I worked the fitness program 4-5 days a week and after a month or two it became a new habit.
Cutting Out What?
Next, I introduced Weight Watchers into my life. A fitness program is going to do me no good if I’m not eating well. I follow my points religiously and have started to make better choices along the way. My first change was cutting out all soda pop, going on almost two months now! Yay me!
Introducing New Foods – 2015 Goals
Then I started to watch my sodium intake and realized how much sodium processed foods was filled with. My intake was around 4,000 grams of sodium a day! That’s just ridiculous.

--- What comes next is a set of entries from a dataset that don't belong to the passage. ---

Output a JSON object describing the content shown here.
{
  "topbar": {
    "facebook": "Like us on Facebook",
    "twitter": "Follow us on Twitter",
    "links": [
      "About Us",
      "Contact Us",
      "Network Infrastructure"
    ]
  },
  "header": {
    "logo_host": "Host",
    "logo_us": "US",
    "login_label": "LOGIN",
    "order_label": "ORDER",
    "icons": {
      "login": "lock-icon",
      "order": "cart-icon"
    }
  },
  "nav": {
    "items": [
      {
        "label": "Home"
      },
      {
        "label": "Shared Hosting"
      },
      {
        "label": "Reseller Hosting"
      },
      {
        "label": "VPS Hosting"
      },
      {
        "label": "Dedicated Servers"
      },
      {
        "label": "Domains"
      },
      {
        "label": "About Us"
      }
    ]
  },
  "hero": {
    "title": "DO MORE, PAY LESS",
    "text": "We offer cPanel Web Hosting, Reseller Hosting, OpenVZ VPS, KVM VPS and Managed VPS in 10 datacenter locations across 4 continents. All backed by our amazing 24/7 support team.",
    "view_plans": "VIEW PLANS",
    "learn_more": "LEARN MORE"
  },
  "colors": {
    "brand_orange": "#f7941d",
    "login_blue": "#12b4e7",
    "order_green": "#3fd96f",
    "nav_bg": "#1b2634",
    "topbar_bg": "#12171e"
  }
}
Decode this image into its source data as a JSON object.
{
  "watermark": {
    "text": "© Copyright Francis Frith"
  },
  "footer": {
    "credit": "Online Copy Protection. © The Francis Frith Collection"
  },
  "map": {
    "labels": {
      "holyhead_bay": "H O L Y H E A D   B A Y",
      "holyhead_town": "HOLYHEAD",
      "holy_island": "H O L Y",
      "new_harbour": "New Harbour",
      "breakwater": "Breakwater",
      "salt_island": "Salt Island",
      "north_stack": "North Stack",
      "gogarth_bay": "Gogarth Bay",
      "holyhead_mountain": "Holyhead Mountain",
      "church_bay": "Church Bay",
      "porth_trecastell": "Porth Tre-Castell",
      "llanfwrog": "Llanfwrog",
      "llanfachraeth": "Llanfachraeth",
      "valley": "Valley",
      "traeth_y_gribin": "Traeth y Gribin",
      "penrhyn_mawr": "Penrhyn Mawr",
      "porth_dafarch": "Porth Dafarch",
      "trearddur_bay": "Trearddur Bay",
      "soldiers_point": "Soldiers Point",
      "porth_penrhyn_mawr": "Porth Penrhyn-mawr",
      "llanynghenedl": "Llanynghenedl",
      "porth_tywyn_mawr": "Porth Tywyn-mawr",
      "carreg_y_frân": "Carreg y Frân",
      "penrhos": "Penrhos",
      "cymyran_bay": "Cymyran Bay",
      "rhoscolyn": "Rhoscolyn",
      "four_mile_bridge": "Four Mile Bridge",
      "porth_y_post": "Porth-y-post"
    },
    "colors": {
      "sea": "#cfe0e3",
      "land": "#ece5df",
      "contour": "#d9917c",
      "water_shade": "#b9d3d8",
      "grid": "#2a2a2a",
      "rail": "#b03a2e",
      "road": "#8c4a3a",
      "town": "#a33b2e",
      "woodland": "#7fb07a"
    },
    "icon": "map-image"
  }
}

To bring my sodium levels down, I’ve been finding new and fresh foods to replace the processed foods in my diet. This is where my goal with 2015 comes in.
My latest food kick is blueberries. They are healthy, delicious, easy to snack on, flavorful to cook with and blueberries are an easy way to add a healthy twist to your meals.
What most people don’t realize is how healthy blueberries really are. Blueberries have just 80 calories per serving, they are FREE to eat on the pointsplus plan and contain 3.6 grams of fiber per serving. Blueberries contribute vitamins and minerals including vitamin C, vitamin K and manganese, making them a good choice to help meet nutrient needs.
How to Incorporate Blueberries
A lot of people are new to blueberries, like myself, so I started by adding a few to my yogurt in the morning, grabbing a small handful for an afternoon snack, mixing them into my daily protein smoothies and tossing them into my pancake batter.
Need blueberry inspiration? Try this Greek Yogurt Blueberry Pancake recipe!
The U.S. Highbush Blueberry Council website hosts a variety of tips on how to make eating blueberries apart of your lifestyle as well as a slew of recipes in which you can incorporate blueberries, which can be found here.
Little Changes Bring Big Rewards
While you are visiting the U.S. Highbush Blueberry Council website for those yummy blueberry recipes, be sure to enter their sweepstakes!
Because Little Changes Bring Big Rewards, you could win some amazing prizes!
- Win a trip for two to LA for the Little Changes Kitchen Challenge alongside actress, author and TV host Alison Sweeney.
- Runners up may win one of four $500 Whole Foods or Lululemon gift cards for a refreshed pantry or workout wardrobe!
- Choose little, win BIG. Hurry! Sweepstakes opens on January 1, 2015 and closes February 16, 2015!
- 3/4 cup Greek Yogurt - Try different varieties! See notes below for tips
- 1/4 cup Egg substitute
- 1/2 cup Flour
- 1 tsp Baking Soda
- 1 cup Fresh Blueberries
- In a small bowl, stir yogurt until smooth. Pour in your egg substitute and mix until well combined .
- In a medium bowl, mix together the flour and baking soda.
- Pour liquid mixture into the bowl with the dry mixture. Mix until well combined.
- Fold in the blueberries, be careful of breaking them open.
- Spoon 1/4 cup batter onto a non stick skillet or griddle, for traditional pancakes. I used a BabyCakes donut maker and filled each hole with batter. Should make 10 mini pancakes or 12 BabyCakes donuts.
For the greek yogurt, we used lemon, but you could use vanilla, blueberry or plain. Every variety that we've tried has turned out really well.